Your deliverable should contain at least 5 added tests.

Some of the marking tests are available at /cad2/ece297s/public/assignment3/a3-partial.tgz. You can try running them as follows.

> cd ~/ece297/storage/test
> tar zxf /cad2/ece297s/public/assignment3/a3-partial.tgz
> cd a3-partial
> make clean run

Suggested Development plan

As in the previous assignment, here are some of the major tasks involved in this assignment.

  • Design considerations
  • Design and plan the implementation of the specified extensions to the storage server and the client library's application programming interface (API)
  • Decide on how to implement the parsing related to the more complex table schema. This includes parsing the configuration file, the client/server protocol, and the get/set/query function parameters.
  • Implement client library support for extensions
  • Implement client/server communication protocol extensions
  • Implement server side support for extensions
  • Implement configuration file extensions
  • Implement table management extensions
  • Develop meaningful test cases as specified
  • Revise design document and update with new design decisions

Again, it is up to you whether you want to divide the tasks as above.

Design considerations

In this section we summarize key design decisions you will have to make when designing your storage server.

These design decisions are:

  • What should be the protocol for interacting between client and storage server?

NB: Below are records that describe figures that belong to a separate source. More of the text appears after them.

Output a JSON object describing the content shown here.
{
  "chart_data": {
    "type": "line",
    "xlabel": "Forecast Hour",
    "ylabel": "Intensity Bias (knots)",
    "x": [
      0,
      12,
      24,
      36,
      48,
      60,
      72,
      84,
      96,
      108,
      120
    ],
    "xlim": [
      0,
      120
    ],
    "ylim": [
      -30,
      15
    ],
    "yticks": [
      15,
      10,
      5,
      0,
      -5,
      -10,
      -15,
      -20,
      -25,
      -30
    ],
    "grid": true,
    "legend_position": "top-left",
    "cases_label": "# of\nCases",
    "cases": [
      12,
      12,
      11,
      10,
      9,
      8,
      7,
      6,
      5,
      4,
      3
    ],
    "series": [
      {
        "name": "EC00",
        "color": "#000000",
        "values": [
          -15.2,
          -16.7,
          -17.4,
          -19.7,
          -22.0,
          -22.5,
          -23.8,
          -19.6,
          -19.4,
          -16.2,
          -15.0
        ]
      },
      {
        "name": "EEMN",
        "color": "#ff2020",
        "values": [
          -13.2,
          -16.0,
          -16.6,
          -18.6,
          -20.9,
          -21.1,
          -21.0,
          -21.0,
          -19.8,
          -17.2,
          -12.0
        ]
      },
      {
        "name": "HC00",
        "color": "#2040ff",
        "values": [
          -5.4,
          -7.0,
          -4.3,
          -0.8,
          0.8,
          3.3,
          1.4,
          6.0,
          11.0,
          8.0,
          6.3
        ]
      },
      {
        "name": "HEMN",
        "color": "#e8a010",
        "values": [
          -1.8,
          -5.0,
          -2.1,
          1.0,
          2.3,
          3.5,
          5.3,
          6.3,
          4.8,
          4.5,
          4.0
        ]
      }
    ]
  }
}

Note that the query function can return an arbitrary number of keys. How can your protocol handle such unpredictable results?
  • What kind of parsing algorithms are you going to develop? Will you write your own or use parsing tools?
  • How do the new requirements in this assignment break your code from the previous assignment? Are the versions of the client or server backward or forward compatible?
  • What are important unit tests to add? What code coverage do you achieve with the test cases that you developed?

You should argue about why you came to your design decisions and discuss the pros and cons of the decisions, such as the ease of implementation, robustness to failures, performance implications, and so on. Note, for many decisions you will have to balance trade-offs. Try to understand what they are.

Deliverables 

Please note, there are two deadlines for this assignment. We first ask you to hand in your design documents, later followed by the code you developed.

By the design document deadline, you must hand in the M3 Design Document: Extended Storage Server that includes the following content:

  • M2 Design Document: Basic Storage Server revised, edited, updated and proofread implementing any corrections and suggestions given to you by your Communication Instructor / Project Manager.
  • An Executive Summary of no more than 400 words. This summary should show clear understanding of audience and purpose, as discussed in Chapter 1 of Engineering Communication: From Principles to Practice. It must be readable as a stand-alone document, clearly differentiated from an introduction, and should explain the context for your project and show the key benefits of its implementation.
  • Use Case Scenario and Diagram: Your use case scenario will be based on the user profile you developed for the M2 Design Document. Details on what you should include in your use case scenario are discussed here. The Use Case Scenario must be accompanied by a UML Use Case Diagram. This section must be integrated into your revised M2 Design Document.
  • New Design Decisions: Major design decisions are discussed above in Design Considerations. This section must be integrated into your revised M2 Design Document.
  • Bug Report: A two-page report that identifies bugs your team has encountered during the M3 coding. This report must be submitted to Turnitin.com by the software development deadline.

The maximum length for the main body of your document is eleven (11) pages. This page count does not include Executive Summary, Table of Contents, List of References, and Appendices. For this document, you may include up to five (5) pages of appendices. Please refer to the grading rubric for further information.

By the software development deadline, you must hand in your software artifacts that includes at least the following content.

  • Your code including the unit tests.
  • Your code documentation (i.e., the doxygen output).